We decided last night that if it was raining in the morning, we would take a rest day and Tyler would get some work done. So when we awoke to the pounding of water against our tent we sloshed into town in search of free wireless internet and breakfast/lunch. As we were leaving our campsite Tyler cursed the sky quite loudly and I cursed it silently. The ride was short, but our jeans were completely soaked through when we arrived at our coffeeshop.
I'm just starting to realize how much I dislike being cold and wet. I really need to change my attitude about it. The prospect of completely avoiding this discomfort is slim to nil. It's just rain.
We need to work on how to deal with it because thusfar, it has really only served to dampen our spirits (and our jeans). I try to change my perspective by thinking "it's really lovely for the flowers, and I'm sure the farmers appreciate it" or "It's just water. It's no big deal. It's just WATER." We need the rain. It keeps us alive. Hopefully as the days progress, we will get better about accepting the rain as a part of life.
Indoors with hot-chocolate in my tummy, my spirits were a bit better, though my jeans were still soaking wet. Tyler ordered a beer (unheard of—he doesn't even like beer) and got to work while I spent the next five or six hours reading about Frodo and Gandalf in The Lord of the Rings.
This is the perfect book for me to be reading now (I've never read it), especially since it was written in England, and because I feel like we're on a quest of sorts. On nice days I love looking around as we're cycling thinking "ooh that's the Shire!" or "oooh that looks like Rivendell!", and on "bad" days, I find comfort in the fact that it could be worse.
I read things like:
"The first part of their journey was hard and dreary, and Frodo remembered little of it, save the wind. For many sunless days and icy blast came from the Mountains in the east, and no garment seemed able to keep out its searching fingers."
"The Company now gathered together as close to the cliff as they could. It faced southwards, and near the bottom it leaned out a little, so that they hoped it would give them some protection from the northerly wind and from the falling stones. But eddying blasts swirled round them from every side, and the snow flowed down in ever denser clouds."

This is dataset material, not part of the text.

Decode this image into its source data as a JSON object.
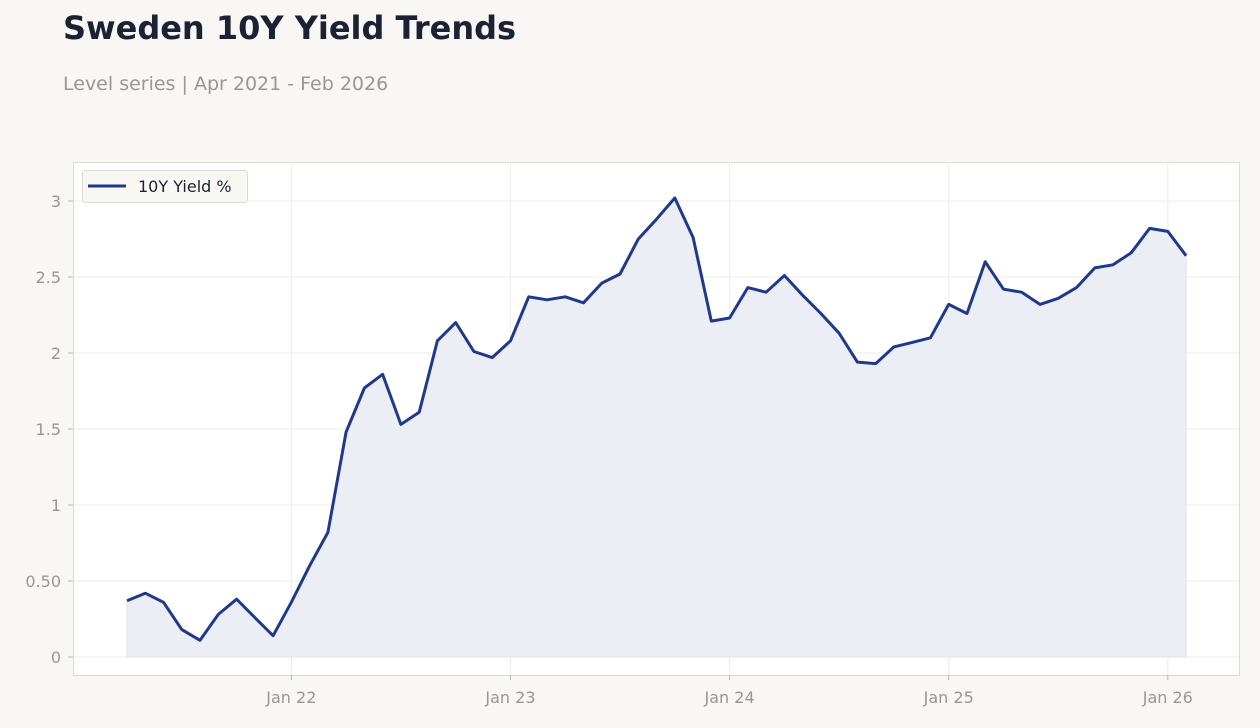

…and I remember that things aren't bad at all. I'm not on a practically impossible and very dangerous quest to throw an evil ring back into the fires from whence it came. We aren't being followed and attacked by wraiths. We are only bothered by RAIN for heaven's sake. It's just water. I am on the adventure of a lifetime with my best friend. We have fun and laugh all the time. We are safe. We are traveling in England! Soon we will be dry and warm again.
Six hours later, after having had breakfast and lunch at the same place, our jeans almost dry, we set off again to bike back "home" for the evening. The rain had stopped for the moment, so we arrived almost dry at our tent. I noticed that the rain had filled up the fryingpan with water. Our stove already set up and ready to go, I placed the pan on the fire, and it was soon boiling away. I made myself a nice hot cup of water with lemon juice and honey, and settled in for a leisurely evening, nice and dry in our tent.